The input and output conventions are adjusted to interpret *eod* as termination. If the above stream is the output, the implementation will ‘print’ the first five values and terminate normally. If a user inputs the first five values, then terminates the input stream, this is not treated as an error. Instead, the ‘missing’ values are evaluated to *eod* if requested.

What makes it interesting is that when a (strict) data operation is evaluated, if any (or all) of the operands are *eod*, the result is *eod.* (Non strict operations like *if-then-else-fi* need special rules). Thus termination propagates through expressions, which is almost always what you want. A continuously running filter which computes, say, a running average of its input will terminate normally if its input is terminated. There is no need to repeatedly test for end of input.

Furthermore, *eod* allows us to write expressions and filters for problems that require constructs like *while* or *for*.

A simple example is the *last* filter. Suppose we define S

*S = 0 fby S+I*

to be a running sum of the stream I. Let’s say I is finite and we want the sum of its elements. Obviously, this is the last value of S; so we write

*Sum = last S*

And how is last defined? Easy

*last X = X asa iseod next X*

Here *iseod* is a special operator that can examine *eod* without being turned to *eod*. It returns true if its argument is *eod*, false otherwise.

I was browsing Hacker News the other day and learned about the “rainfall problem”, a coding exercise used as a solve-at-the-whiteboard interview question. You have a series (finite, of course) of numbers and you must calculate the average of the positive numbers that appear before the sentinel value -999. Let’s solve it in Lucid with *eod*.

The first step is to remove the ad hoc sentinel value and replace is with *eod*. Let *R* be the original data stream; we define *T*, the finite stream of temperatures, as

*T = R until R eq -999*

Here *X until* P is like the stream *X* except that once *P is* true, the output is *eod*. The operator *until* (which normally would be built in) has a simple definition:

*X until P = if sofar not P then X else eod fi*

where *sofar Q* is true at a timepoint iff *Q* has been true up to then. We can define *sofar* as

*sofar Q = R where R = true fby R and Q end*

Now that we have the temperatures as a proper finite stream we can define the stream *P* of the positive temperatures as

*P = T whenever T>0*

(For this to work our implementation of *whenever* must handle *eod* correctly. This will be the case, for example, if we base it on the recursive definition

*X whenever P = if first P then first X fby (next X whenever next P)*

* else next X whenever next P fi*

which gives sensible results if *X* and/or *P *are finite.)
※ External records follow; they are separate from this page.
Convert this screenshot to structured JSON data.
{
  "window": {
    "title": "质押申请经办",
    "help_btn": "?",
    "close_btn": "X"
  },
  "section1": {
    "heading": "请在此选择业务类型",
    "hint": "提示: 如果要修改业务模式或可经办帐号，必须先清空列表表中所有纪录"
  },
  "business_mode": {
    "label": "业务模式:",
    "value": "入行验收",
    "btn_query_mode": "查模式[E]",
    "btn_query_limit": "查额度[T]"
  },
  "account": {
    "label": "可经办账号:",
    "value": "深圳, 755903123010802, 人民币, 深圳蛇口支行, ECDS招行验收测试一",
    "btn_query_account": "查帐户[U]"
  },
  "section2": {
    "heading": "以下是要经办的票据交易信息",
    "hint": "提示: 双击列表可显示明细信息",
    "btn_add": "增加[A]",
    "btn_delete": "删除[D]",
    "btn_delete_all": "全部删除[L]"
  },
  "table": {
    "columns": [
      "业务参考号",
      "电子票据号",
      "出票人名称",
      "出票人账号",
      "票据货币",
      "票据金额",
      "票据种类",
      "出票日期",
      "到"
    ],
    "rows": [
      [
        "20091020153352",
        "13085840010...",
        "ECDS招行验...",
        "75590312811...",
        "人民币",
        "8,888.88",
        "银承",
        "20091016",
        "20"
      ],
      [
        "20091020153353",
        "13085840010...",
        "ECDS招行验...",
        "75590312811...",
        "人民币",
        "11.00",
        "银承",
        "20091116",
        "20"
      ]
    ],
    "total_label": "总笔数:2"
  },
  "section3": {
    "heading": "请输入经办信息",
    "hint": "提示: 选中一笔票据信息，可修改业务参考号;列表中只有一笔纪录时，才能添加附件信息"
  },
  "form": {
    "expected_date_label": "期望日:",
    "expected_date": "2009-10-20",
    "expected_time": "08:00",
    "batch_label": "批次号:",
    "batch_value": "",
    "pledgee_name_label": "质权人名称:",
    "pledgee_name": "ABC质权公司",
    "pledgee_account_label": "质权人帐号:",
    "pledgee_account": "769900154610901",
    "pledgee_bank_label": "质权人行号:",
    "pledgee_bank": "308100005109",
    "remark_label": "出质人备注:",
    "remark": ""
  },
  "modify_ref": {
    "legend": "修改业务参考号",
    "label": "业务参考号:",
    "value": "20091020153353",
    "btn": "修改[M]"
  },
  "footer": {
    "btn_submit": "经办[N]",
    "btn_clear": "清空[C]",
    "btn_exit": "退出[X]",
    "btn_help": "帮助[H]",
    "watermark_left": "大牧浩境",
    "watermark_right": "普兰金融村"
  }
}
Finally we define the stream *A* of averages as

*A = S/N where S = first P fby S+next P; N = 1 fby N+1 end*

and the number we want is the last one

*answer = last A fby eod*

Note that if we count *until*, *sofar*, and *last* as being built-in, we don’t use *iseod*.

What happens when there is more than the time dimension? What do we do? If there is also a space dimension then we can add another special value, *eos* (end of space). The value *eos* propagates like *eod* when combined with ordinary data. And we add an extra rule: when *eos* combines with *eod* the result is *eod*; *eod* trumps *eos*. With this arrangement we have a simple output convention. If *X* is the 2D stream being output, we evaluate *X* at timepoint 0 and at successive spacepoints till we encounter *eos*. Then we move to the next line, increase the timepoint to 1, and output successive spacepoints till we again encounter *eos*. We then increase the timepoint to 2, output successive spacepoints etc.

If at any stage we encounter *eod*, we terminate normally. We could call this the ‘typewriter’ output convention. There is a corresponding input convention that requires an end-of-line input as well as an end-of-data input.

And what about three dimensions? For example, video in which frames vary in the time dimension and a frame varies in a horizontal (*h*) dimension and a vertical (*v*). We can generalize the typewriter convention using *eoh* (end of horizontal), *eof* (end of frame), and *eod*.

What’s the general situation, when there’s lots of dimensions? W. Du suggested a family of special objects, indexed by a *set* of dimensions. If *eod(S1)* and *eod(S2) *are the objects corresponding to the sets *S1* and *S2* of dimensions, then the result of combining them (say, adding them) is *eod(S1∪S2)*. Thus the bigger the index set, the more overpowering is the object. The value *eos* is revealed to be *eod({s})* and what we call simply eod is *eod({s,t})*. In the video context, *eoh* is *eod({h})*, *eof* is *eod({h,v})* and *eod* is *eod({h,v,t})*.